You have spoken about asking the ‘Yellowjackets’ writers for certain details about the plot in Season 1 so that you could have a holistic view of your character and how to play her. Season 2 starts shooting in August. Have you pumped the writers for information yet?

No. I’m trying to give them a little bit of a break. The pressure of having your first season received the way it was and then having to write the next one, it must be so scary. I know they’re trying to get as much time as they can. In, probably, July I’ll start hounding them. I’ll read a script and I’ll be like, ‘OK, I’m supposed to be remembering this horrible thing that happened, but I don’t know what happened. So you need to tell me as best you can. Like, what am I remembering? What’s this referring to? You know, you say, ‘We wouldn’t be here if it wasn’t for Natalie.’ What does that mean?’

And did they tell you?

Yeah. They always try to be as vague as possible and I’m just like, ‘Hmm-mmm.’ (Shakes her head) And then they get really specific. They’ve been great with that. I’m sure I’m really annoying.

YELLOWJACKETS
Kailey Schwerman/SHOWTIME

I doubt that. The 1996 storyline grapples with the idea of young women entering into adulthood. Having been a teenager in the 90s, how does 90′ teenage Melanie compare to the girls in ‘Yellowjackets’? Obviously without the cannibalism. I mean, I assume!

Yeah, it was very little cannibalism in New Zealand in 1993. First of all, I would’ve been useless in the wilderness, completely useless. I was not a person who ever went camping or did any of that. I was completely obsessed with boys. (Laughs) Like, obsessed. And I knew what I wanted to do. I wanted to be an actor and I didn’t want anything else.

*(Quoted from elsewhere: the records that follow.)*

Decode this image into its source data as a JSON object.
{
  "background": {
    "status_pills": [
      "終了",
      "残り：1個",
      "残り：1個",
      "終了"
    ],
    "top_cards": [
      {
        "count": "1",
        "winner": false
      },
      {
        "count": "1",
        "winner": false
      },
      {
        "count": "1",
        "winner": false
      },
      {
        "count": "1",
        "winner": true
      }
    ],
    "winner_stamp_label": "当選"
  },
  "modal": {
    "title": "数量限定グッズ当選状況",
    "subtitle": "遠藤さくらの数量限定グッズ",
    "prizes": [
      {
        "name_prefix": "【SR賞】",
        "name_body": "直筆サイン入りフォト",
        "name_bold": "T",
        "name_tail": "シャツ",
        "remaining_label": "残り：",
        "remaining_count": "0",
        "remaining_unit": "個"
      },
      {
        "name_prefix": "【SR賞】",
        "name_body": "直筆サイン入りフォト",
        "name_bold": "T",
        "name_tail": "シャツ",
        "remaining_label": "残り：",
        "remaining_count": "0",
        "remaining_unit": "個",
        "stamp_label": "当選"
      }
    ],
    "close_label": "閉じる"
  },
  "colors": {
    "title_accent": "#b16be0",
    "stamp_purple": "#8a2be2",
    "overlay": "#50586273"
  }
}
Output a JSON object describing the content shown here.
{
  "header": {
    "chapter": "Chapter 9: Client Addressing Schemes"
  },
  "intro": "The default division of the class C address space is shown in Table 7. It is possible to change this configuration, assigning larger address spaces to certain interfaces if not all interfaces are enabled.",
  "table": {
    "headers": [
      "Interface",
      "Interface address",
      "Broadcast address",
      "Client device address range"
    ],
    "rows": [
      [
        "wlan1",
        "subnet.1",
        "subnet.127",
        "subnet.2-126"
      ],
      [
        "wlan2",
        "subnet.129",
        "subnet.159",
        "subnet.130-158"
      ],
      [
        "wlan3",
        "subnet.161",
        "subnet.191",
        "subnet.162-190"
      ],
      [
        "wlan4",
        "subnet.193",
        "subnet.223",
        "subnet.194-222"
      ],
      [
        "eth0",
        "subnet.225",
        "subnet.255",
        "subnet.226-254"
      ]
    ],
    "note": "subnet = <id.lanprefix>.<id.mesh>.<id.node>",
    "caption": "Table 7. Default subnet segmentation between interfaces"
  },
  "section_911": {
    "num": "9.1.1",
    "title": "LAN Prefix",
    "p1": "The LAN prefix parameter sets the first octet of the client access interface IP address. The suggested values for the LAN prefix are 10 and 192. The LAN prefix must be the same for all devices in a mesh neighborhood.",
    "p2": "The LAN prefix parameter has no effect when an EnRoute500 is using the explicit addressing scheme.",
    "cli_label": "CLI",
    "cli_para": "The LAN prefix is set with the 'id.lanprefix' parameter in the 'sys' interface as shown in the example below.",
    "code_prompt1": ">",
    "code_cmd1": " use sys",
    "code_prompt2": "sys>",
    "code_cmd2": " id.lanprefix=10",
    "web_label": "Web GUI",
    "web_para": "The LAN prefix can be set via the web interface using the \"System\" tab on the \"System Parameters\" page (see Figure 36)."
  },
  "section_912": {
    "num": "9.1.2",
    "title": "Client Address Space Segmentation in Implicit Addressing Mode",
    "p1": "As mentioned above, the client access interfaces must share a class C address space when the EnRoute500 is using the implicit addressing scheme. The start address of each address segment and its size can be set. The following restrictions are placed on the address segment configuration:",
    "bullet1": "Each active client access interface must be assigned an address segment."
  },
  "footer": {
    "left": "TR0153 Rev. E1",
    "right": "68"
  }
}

It was a time in my life where people were trying to talk to me about other career options and I was kind of listening. I think the young version of my character on the show is quite unfocused. I think she has ambitions, but they haven’t coalesced yet. She doesn’t quite realize what she’s capable of or where she wants to go.

‘Yellowjackets’ is dark, but you have some wonderful deadpan comedy moments, like when Shauna talks about her mean daughter. Was the funny always in the script or did you bring it?

There was less comedy in the pilot. [But] the moments that were a little bit funny, I think [the producers and writers] really enjoyed them, so they started to lean into it a little bit more. The writers are really, really funny. Some of the things I got to say, I just laughed out loud when I read them, like, ‘I don’t even like my daughter…’ (Laughs) It’s so funny to say that at this fancy brunch. That tone is something that the writers do so well and I love, love, love it.